-Oh, nada -dije, mi voz inquietantemente firme-. Solo pensaba en lo buena que es esta oferta.
Sin decir otra palabra, di media vuelta y caminé de regreso a la habitación que había compartido con un fantasma. Sus miradas confusas me siguieron.
-¿Qué está haciendo? -escuché a Isabela sisearle al abogado-. ¿Está empacando? Asegúrate de que no se lleve nada de valor.
La ignoré. Saqué una caja de almacenamiento grande y polvorienta de debajo de la cama. No era mi ropa lo que buscaba. No eran las pocas joyas que poseía ni los recuerdos sentimentales de una vida que era una mentira.
Comencé a moverme con precisión metódica. Abrí el cajón de mi buró y saqué una gruesa pila de estados de cuenta bancarios de los últimos cinco años, uno por cada uno de los tres trabajos que tuve. Agregué la pila de recibos de nómina que guardaba para los impuestos.
Luego, fui al pequeño escritorio en la esquina. Recogí cada estado de cuenta de tarjeta de crédito, cada factura, cada recibo que había guardado meticulosamente. Encontré los estados de cuenta de la tarjeta de crédito adicional que usaba Julián, la que yo pagaba cada mes, llena de sus almuerzos de "negocios" y gastos de "networking".
Cuando me di la vuelta, Isabela estaba de pie en la puerta, con los brazos cruzados, su expresión cambiando de molestia a sospecha.
-¿Qué es todo eso? -exigió-. No estarás pensando seriamente en intentar chantajearnos, ¿verdad? ¿Tratando de exprimir unos cuantos pesos más? Es patético, Diana.
No le respondí. Pasé a su lado, de vuelta a la sala, y fui directamente a la pequeña canasta donde guardaba el correo. Rebusqué hasta que encontré lo que buscaba: el recibo del nuevo robot de diez mil pesos de Leo. Era un pedazo de papel nítido y condenatorio. Prueba de un gasto casual que representaba una montaña de trabajo para mí.
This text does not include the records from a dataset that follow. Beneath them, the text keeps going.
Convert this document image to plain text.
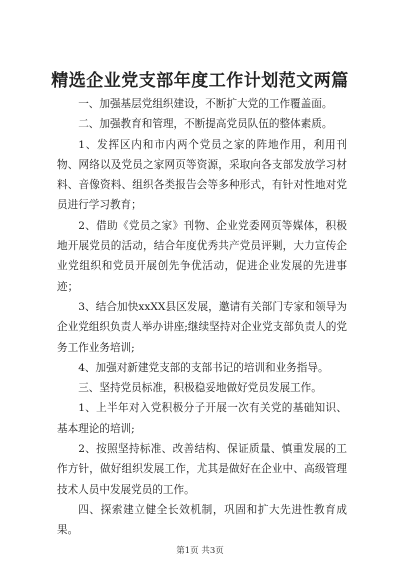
精选企业党支部年度工作计划范文两篇

一、加强基层党组织建设，不断扩大党的工作覆盖面。

二、加强教育和管理，不断提高党员队伍的整体素质。

1、发挥区内和市内两个党员之家的阵地作用，利用刊物、网络以及党员之家网页等资源，采取向各支部发放学习材料、音像资料、组织各类报告会等多种形式，有针对性地对党员进行学习教育；

2、借助《党员之家》刊物、企业党委网页等媒体，积极地开展党员的活动，结合年度优秀共产党员评剿，大力宣传企业党组织和党员开展创先争优活动，促进企业发展的先进事迹；

3、结合加快xxXX县区发展，邀请有关部门专家和领导为企业党组织负责人举办讲座;继续坚持对企业党支部负责人的党务工作业务培训;

4、加强对新建党支部的支部书记的培训和业务指导。

三、坚持党员标准，积极稳妥地做好党员发展工作。

1、上半年对入党积极分子开展一次有关党的基础知识、基本理论的培训;

2、按照坚持标准、改善结构、保证质量、慎重发展的工作方针，做好组织发展工作，尤其是做好在企业中、高级管理技术人员中发展党员的工作。

四、探索建立健全长效机制，巩固和扩大先进性教育成果。

第1页 共3页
Volví a mi caja de papeles y coloqué el recibo justo encima. Era el toque final perfecto.
Cerré la tapa de la caja. Estaba pesada, llena del rastro de papel de mi servidumbre.
-Eso es todo -anuncié, mi voz clara y fuerte-. Estoy lista para irme. Solo me llevaré esto conmigo.
El abogado se adelantó, bloqueándome el paso.
-Me temo que no, señorita Varela. Esos son documentos financieros relacionados con el proyecto. Son propiedad de la Corporación Fernández.
Lo miré directamente a los ojos.
-Son registros de mi trabajo. Mis ganancias. Mis gastos. Me pertenecen.
-¿Estás tratando de renegociar tu compensación? -se burló Isabela, mirándome como si fuera una niña particularmente estúpida-. Te lo dije, no funcionará.
-¿Quién dijo algo sobre compensación? -pregunté, una sonrisa lenta y fría extendiéndose por mi rostro-. Tú y Julián, me enseñaron una lección muy valiosa hoy.
Ella levantó una ceja perfectamente depilada.
-¿Ah, sí? ¿Y cuál es?
-Dijiste que tengo una mentalidad de escasez. Que estoy obsesionada con el dinero -dije, mi voz bajando-. Tienes razón. Lo estoy.
Me incliné, mi voz apenas un susurro, pero llevaba el peso de cinco años de rabia.
-Porque el amor puede ser una mentira. Una familia puede ser una obra de teatro. Un hijo te lo pueden quitar. Pero el dinero... el dinero son solo números. Es honesto. No pretende ser algo que no es. No te promete un futuro para luego arrancártelo. De ahora en adelante, solo creo en lo que puedo contar.
Levanté la pesada caja. Caminé hacia la puerta principal, poniéndome mis tenis gastados. No miré hacia atrás a los muebles caros que pronto llegarían. No miré hacia atrás a la mujer que había orquestado mi ruina.
Y no miré hacia atrás a Leo. Mirarlo ahora sería reconocer una herida tan profunda que me mataría. Tenía que cauterizarla. Tenía que arrancármela por completo.
Lo único que saqué de ese departamento fue mi INE, mis tarjetas bancarias ahora inútiles, mi laptop y la caja. La caja era mi pasado, mi dolor y mi única esperanza para un futuro.
Mientras cerraba la puerta detrás de mí, lo último que escuché fue la risa ligera y musical de Isabela, seguida de la risita infantil de Leo. El sonido fue una marca en mi alma.
Y fue el combustible para el fuego que apenas comenzaba a arder.